Bürgern hab ich bei seiner Durchreise gesprochen und recht munter gefunden. Fast muß ich fürchten, daß mein schönes Proiekt, wovon ich Ihnen schon gesagt habe, scheitern werde; denn die Epigramme im M[usen-] A[lmanach], besonders das antichristliche: Verzeih! o Vater der neun Schwestern! haben einen Eindruck gemacht, der schwerlich sobald zu verlöschen sein wird!

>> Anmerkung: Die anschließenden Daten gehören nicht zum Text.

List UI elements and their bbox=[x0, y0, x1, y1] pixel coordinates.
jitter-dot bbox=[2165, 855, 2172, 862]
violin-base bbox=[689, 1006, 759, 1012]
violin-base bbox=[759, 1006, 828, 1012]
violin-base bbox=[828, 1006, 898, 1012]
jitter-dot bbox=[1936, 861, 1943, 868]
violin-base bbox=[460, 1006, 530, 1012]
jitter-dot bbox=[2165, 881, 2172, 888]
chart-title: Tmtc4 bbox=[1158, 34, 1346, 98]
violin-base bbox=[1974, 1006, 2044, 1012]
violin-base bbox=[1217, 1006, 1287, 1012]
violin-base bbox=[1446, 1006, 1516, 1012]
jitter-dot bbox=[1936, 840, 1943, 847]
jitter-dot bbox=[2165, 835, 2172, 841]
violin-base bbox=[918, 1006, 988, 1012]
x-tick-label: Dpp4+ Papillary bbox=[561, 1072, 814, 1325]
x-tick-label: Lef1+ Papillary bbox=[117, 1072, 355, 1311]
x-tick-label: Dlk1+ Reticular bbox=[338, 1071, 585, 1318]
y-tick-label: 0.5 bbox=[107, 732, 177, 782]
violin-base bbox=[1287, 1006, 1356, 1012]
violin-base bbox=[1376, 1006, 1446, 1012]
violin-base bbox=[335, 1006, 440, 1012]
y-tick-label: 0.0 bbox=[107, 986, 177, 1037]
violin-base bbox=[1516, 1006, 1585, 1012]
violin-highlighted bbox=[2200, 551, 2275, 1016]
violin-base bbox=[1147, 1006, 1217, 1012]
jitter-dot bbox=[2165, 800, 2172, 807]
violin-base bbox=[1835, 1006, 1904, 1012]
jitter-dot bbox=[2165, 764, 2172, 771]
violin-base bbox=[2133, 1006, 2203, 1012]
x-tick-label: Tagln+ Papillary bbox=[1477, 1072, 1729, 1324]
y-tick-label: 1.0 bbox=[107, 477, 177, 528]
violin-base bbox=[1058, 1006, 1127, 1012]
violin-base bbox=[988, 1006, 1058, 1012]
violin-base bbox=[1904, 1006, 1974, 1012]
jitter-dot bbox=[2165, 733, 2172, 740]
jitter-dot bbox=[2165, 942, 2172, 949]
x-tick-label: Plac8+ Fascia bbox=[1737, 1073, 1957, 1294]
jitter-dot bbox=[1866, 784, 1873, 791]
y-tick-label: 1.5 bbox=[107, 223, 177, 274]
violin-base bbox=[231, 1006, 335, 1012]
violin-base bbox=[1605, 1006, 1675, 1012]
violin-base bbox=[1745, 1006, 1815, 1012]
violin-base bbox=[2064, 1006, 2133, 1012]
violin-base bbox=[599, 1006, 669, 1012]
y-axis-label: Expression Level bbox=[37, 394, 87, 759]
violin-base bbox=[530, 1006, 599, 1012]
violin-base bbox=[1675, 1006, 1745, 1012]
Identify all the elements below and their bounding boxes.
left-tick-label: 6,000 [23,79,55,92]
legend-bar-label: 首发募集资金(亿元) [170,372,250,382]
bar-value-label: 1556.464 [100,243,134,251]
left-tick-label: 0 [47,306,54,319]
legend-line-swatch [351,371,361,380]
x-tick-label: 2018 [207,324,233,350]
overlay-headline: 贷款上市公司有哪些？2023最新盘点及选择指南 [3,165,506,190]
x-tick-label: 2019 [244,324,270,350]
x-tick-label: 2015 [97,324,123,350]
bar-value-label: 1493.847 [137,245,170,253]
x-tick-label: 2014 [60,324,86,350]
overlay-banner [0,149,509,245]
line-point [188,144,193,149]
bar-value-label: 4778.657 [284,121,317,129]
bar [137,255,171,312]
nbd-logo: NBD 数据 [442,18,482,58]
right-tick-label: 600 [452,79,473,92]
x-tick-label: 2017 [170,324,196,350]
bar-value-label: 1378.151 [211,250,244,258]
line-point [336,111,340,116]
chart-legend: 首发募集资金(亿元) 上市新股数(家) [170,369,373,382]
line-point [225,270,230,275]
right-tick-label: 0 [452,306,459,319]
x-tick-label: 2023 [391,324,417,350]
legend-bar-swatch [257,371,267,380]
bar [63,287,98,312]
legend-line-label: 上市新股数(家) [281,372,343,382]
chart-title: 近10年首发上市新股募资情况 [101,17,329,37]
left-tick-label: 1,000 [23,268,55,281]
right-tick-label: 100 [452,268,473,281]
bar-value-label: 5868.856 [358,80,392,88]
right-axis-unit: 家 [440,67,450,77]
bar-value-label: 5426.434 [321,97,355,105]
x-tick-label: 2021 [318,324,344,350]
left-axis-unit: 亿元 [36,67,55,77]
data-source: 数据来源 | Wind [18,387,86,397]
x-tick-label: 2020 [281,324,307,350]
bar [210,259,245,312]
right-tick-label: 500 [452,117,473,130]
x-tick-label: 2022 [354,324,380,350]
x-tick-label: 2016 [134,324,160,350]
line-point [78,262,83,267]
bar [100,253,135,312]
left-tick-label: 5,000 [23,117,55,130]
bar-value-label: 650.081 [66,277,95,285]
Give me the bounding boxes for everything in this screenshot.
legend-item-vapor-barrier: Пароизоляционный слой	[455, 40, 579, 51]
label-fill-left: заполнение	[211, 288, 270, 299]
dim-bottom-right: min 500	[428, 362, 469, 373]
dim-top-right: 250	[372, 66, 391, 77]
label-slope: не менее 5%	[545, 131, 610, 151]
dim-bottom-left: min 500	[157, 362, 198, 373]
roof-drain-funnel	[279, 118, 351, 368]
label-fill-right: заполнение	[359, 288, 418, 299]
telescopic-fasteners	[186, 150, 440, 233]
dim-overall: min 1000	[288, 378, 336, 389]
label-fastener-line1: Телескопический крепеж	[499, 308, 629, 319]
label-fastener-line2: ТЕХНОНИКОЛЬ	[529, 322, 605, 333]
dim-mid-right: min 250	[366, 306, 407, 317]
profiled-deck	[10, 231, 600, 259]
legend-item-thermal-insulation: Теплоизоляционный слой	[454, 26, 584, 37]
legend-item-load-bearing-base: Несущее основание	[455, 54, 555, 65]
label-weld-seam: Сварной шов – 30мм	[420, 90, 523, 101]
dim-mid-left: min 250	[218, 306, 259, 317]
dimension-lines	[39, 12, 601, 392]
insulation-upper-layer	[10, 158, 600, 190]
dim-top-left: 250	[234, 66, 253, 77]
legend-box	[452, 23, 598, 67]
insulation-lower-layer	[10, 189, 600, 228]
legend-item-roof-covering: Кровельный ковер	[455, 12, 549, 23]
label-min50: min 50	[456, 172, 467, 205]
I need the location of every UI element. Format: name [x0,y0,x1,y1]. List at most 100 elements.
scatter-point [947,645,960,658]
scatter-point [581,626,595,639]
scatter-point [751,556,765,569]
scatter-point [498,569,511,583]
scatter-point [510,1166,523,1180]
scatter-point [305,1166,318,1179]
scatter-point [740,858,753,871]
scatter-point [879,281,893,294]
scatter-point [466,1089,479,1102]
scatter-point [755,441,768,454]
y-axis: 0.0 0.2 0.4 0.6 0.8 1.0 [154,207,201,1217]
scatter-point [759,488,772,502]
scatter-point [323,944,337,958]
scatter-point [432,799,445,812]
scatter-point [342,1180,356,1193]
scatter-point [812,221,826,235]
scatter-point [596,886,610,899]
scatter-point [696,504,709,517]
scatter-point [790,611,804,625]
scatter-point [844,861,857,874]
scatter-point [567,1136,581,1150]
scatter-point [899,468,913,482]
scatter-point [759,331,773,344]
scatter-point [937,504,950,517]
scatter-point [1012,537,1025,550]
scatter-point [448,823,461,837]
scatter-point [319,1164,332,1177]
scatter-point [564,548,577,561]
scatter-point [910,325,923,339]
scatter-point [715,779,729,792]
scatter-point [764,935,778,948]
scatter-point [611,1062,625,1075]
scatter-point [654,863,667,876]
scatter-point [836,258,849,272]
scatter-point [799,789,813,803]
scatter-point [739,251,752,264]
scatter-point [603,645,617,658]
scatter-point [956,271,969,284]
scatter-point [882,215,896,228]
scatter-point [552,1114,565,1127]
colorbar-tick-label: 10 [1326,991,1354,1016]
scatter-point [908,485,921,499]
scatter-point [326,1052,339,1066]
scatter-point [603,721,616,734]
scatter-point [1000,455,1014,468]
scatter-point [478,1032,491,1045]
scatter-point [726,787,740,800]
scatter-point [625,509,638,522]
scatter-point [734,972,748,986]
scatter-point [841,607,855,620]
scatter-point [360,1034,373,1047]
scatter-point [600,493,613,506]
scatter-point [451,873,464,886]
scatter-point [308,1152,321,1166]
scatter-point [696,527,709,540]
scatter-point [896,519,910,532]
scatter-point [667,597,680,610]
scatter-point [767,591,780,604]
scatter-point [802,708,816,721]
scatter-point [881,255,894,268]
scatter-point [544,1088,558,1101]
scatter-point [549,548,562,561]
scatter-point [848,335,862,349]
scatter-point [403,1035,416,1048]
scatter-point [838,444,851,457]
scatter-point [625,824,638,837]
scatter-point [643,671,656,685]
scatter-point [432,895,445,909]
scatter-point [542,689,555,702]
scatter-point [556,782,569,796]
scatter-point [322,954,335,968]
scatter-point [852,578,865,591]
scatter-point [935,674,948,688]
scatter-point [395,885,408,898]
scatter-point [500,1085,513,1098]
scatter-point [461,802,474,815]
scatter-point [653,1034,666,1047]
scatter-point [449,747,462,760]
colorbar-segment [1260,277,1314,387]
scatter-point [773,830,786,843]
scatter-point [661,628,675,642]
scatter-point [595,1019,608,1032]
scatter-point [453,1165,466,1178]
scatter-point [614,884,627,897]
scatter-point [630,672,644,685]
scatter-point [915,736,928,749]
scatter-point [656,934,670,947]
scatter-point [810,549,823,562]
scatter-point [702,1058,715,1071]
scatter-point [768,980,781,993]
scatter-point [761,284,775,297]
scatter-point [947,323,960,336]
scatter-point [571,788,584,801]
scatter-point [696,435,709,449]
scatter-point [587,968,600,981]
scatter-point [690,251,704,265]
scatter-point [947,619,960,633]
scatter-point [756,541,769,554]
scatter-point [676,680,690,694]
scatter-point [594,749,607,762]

Ueber dieses sagte mir der Geh[eime R[ath] v. Beulwitz, mit dem ich vor einiger Zeit von Bürgern zu reden Gelegenheit nahm, daß es recht gut sein werde, wenn er G[öttingen] verlasse; denn seine Vorlesungen über die Kantische Philosophie könten doch nicht unterlassen, die Gemüther der studierenden Jugend zu verderben!!! Doch seiʼs unter uns gesagt, wie sichs versteht!
Ich freue mich, daß Sie die Bekanntschaft der Fr[au] v. Berlepsch gemacht haben und daß Sie sie unterhaltend finden; denn ich finde dadurch mein Urteil über sie bestätigt; Sie sehen, wie partheiisch und wie eitel meine Freude ist. Solte sie sich meiner einmal hochgefälligst erinnern, so empfelen Sie mich ihr zu Gnaden. ‒
Was macht denn Junker Beulwiz? Sie erwähnen seiner nur so ganz en passant, daß ich diese Frage schon an Sie thun muß, um von seinem ietzigen Treiben und Thun unterrichtet zu werden. Lebt er noch auf die gewohnte Weise oder ist der Geist des Herrn über ihn gekommen und hat ihn erleuchtet? Er ging wenigstens mit den besten Entschlüssen von hier, allein Sie wissen, wie weit es bei ihm vom Entschluß zur That entfernt ist. ‒ Eben übersehe ich mein Geschreibe und bin fast über meine Geschwäzigkeit böse, da sie mich beinah dem Ungelesenbleiben aussetzt; allein ich hoffe zu ihrer Nachsicht, daß ich es für diesmal noch nicht zu befürchten habe. Grüßen Sie alle meine Bekannte, die sich meiner noch erinnern, vorzüglich Dornford, Ompteda und Beulwitz und leben so wol und so froh als ichs Ihnen wünsche.
Ganz der Ihrige K. v. Arnswaldt.
Spittlern, Federn, Meiners und vorzüglich Heynen empfelen Sie mich aufs beste! ‒ Versuchen Sieʼs doch einmal, ob Sie Ihre schöne Hausgenoßin, von deren Unpäslichkeit Sie schreiben, nicht heilen koennen; Apoll ‒ er ist ia der Gott der Heilkunde, wenn mich meine mythologische Unwissenheit nicht trügt ‒ wird Sie dabei hoffentlich nicht im Stich lassen.